Folks,

 Well I recently retired and was asked to return all training materials to my 
employer. I refused as the contracts included in the front of the books clearly 
stated that these were licenced to me personally not to whoever paid for the 
course, and were not to be passed to any one else, including my employer. I 
wonder if they would have sent me if they known? If the materials are meant to 
be so licenced I would expect them to include a specific reference to the 
licence some where at the front. In the case of AIX as folks are still running 
AIX courses I suspect that releasing them to the public may not be legal...

Dave

> -----Original Message-----
> From: cctalk [mailto:cctalk-boun...@classiccmp.org] On Behalf Of Sam
> O'nella via cctalk
> Sent: 13 March 2017 04:54
> To: Electronics Plus <sa...@elecplus.com>; General Discussion: On-Topic and
> Off-Topic Posts <cctalk@classiccmp.org>
> Subject: RE: AIX documentation
> 
> As others said, we're not lawyers so ymmv but I would take it as the same as
> selling a used cd, dvd, software or books.

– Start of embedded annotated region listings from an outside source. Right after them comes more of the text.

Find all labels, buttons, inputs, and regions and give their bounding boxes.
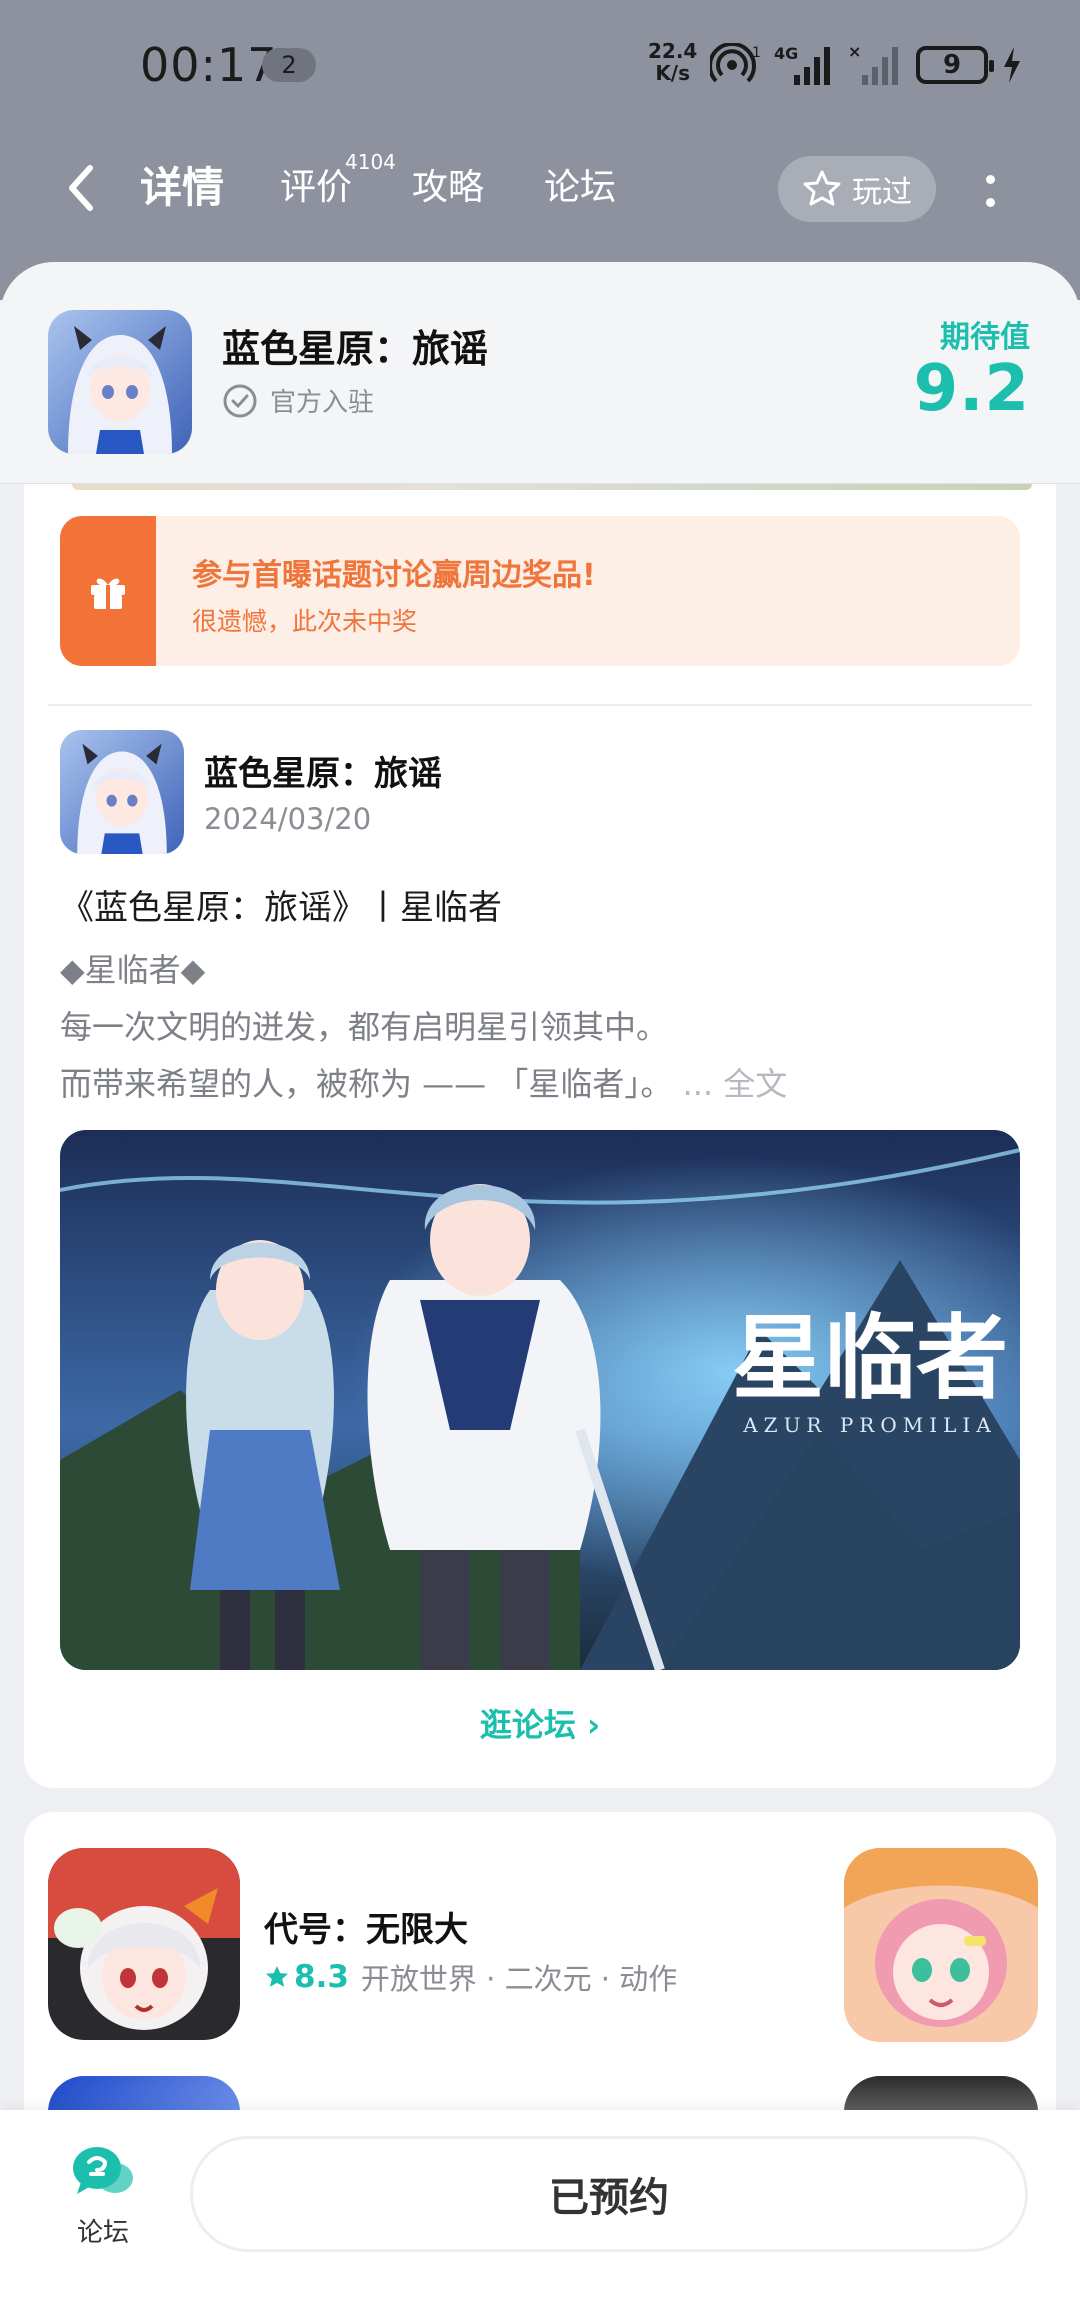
star-filled-icon xyxy=(265,1965,289,1987)
forum-chat-icon xyxy=(73,2147,133,2194)
content-card: 参与首曝话题讨论赢周边奖品! 很遗憾，此次未中奖 蓝色星原：旅谣 2024/03… xyxy=(24,484,1056,1788)
bottom-forum-label: 论坛 xyxy=(76,2218,129,2248)
game-icon[interactable] xyxy=(48,310,192,454)
tab-guides[interactable]: 攻略 xyxy=(412,160,484,216)
reserved-button[interactable]: 已预约 xyxy=(190,2136,1028,2252)
rec-score-value: 8.3 xyxy=(294,1959,349,1995)
network-speed-value: 22.4 xyxy=(648,39,698,63)
rec-game-meta: 8.3 开放世界 · 二次元 · 动作 xyxy=(264,1956,677,1998)
signal-empty-icon: × xyxy=(848,43,898,85)
expectation-score: 9.2 xyxy=(913,352,1030,426)
post-excerpt[interactable]: ◆星临者◆ 每一次文明的迸发，都有启明星引领其中。 而带来希望的人，被称为 ——… xyxy=(60,942,787,1113)
bottom-action-bar: 论坛 已预约 xyxy=(0,2110,1080,2310)
network-speed-unit: K/s xyxy=(655,61,691,85)
svg-text:1: 1 xyxy=(752,45,760,61)
post-title[interactable]: 《蓝色星原：旅谣》丨星临者 xyxy=(60,880,502,929)
status-bar: 00:17 2 22.4 K/s 1 4G × 9 xyxy=(0,0,1080,130)
game-title: 蓝色星原：旅谣 xyxy=(222,327,489,371)
post-line-text: 而带来希望的人，被称为 —— 「星临者」。 xyxy=(60,1065,673,1103)
chevron-left-icon xyxy=(69,165,93,211)
game-header: 蓝色星原：旅谣 官方入驻 期待值 9.2 xyxy=(0,262,1080,484)
reviews-count: 4104 xyxy=(345,150,396,174)
status-time: 00:17 xyxy=(140,38,278,92)
promo-result: 很遗憾，此次未中奖 xyxy=(192,607,418,636)
promo-icon-box xyxy=(60,516,156,666)
post-date: 2024/03/20 xyxy=(204,802,372,836)
status-icons: 1 4G × 9 xyxy=(710,40,1022,90)
charging-bolt-icon xyxy=(1004,47,1020,83)
network-speed: 22.4 K/s xyxy=(648,40,697,84)
network-type-label: 4G xyxy=(774,44,798,63)
post-line: 而带来希望的人，被称为 —— 「星临者」。 ... 全文 xyxy=(60,1056,787,1113)
tab-forum[interactable]: 论坛 xyxy=(544,160,616,216)
rec-side-game-icon[interactable] xyxy=(844,1848,1038,2042)
more-dot-icon xyxy=(985,198,995,207)
gift-icon xyxy=(91,578,125,609)
tab-details[interactable]: 详情 xyxy=(133,160,231,216)
chevron-right-icon: › xyxy=(586,1706,601,1744)
banner-title: 星临者 xyxy=(732,1304,1008,1412)
section-divider xyxy=(48,704,1032,706)
post-author-name[interactable]: 蓝色星原：旅谣 xyxy=(204,746,442,795)
promo-title: 参与首曝话题讨论赢周边奖品! xyxy=(192,558,596,593)
played-button[interactable]: 玩过 xyxy=(778,156,936,222)
ellipsis: ... xyxy=(682,1065,714,1103)
more-dot-icon xyxy=(985,175,995,184)
post-line: 每一次文明的迸发，都有启明星引领其中。 xyxy=(60,1008,669,1046)
bottom-forum-button[interactable]: 论坛 xyxy=(58,2142,148,2249)
post-line: ◆星临者◆ xyxy=(60,951,206,989)
tab-reviews[interactable]: 评价 xyxy=(280,160,352,216)
post-banner-image[interactable]: 星临者 AZUR PROMILIA xyxy=(60,1130,1020,1670)
top-navigation: 详情 评价 4104 攻略 论坛 玩过 xyxy=(0,140,1080,240)
back-button[interactable] xyxy=(56,160,106,216)
star-outline-icon xyxy=(803,170,841,206)
banner-subtitle: AZUR PROMILIA xyxy=(742,1413,997,1437)
previous-image-edge xyxy=(72,484,1032,490)
rec-tags: 开放世界 · 二次元 · 动作 xyxy=(360,1962,678,1996)
promo-banner[interactable]: 参与首曝话题讨论赢周边奖品! 很遗憾，此次未中奖 xyxy=(60,516,1020,666)
browse-forum-label: 逛论坛 xyxy=(479,1706,576,1744)
full-text-link[interactable]: 全文 xyxy=(723,1065,787,1103)
rec-game-name[interactable]: 代号：无限大 xyxy=(264,1902,468,1951)
rec-game-icon[interactable] xyxy=(48,1848,240,2040)
expectation-label: 期待值 xyxy=(940,320,1030,355)
rec-score: 8.3 xyxy=(264,1959,349,1995)
svg-text:×: × xyxy=(848,43,861,61)
notification-count-badge: 2 xyxy=(262,48,316,82)
official-verified-label: 官方入驻 xyxy=(222,382,374,419)
played-label: 玩过 xyxy=(852,175,912,210)
more-options-button[interactable] xyxy=(972,166,1008,216)
signal-strength-icon: 4G xyxy=(774,44,830,85)
battery-indicator: 9 xyxy=(916,46,994,84)
official-text: 官方入驻 xyxy=(270,388,375,418)
hotspot-icon: 1 xyxy=(710,43,760,83)
author-avatar[interactable] xyxy=(60,730,184,854)
verified-check-icon xyxy=(223,384,257,417)
browse-forum-link[interactable]: 逛论坛 › xyxy=(24,1700,1056,1746)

The usual law is we can't copy it. 
> So
> scanning it, if that company or company's intellectual property is still in
> existence they might care. But selling originals is usually ok unless specific
> wording against it, although that's also probably the original owner in 
> contract
> not yourself. Ironically I was *just* having a similar thought and self
> conversation with some training materials I just purchased from a used book
> store.
> All the best,
> - John
> -------- Original message --------From: Electronics Plus via cctalk
> <cctalk@classiccmp.org> Date: 3/12/17  5:15 PM  (GMT-06:00) To: "'General
> Discussion: On-Topic and Off-Topic Posts'" <cctalk@classiccmp.org> Subject:
> AIX documentation I have a number of binders that have pretty thorough
> AIX documentation, but the trouble is, there are from security classes that
> were taught by private companies. Am I legally allowed to resell these?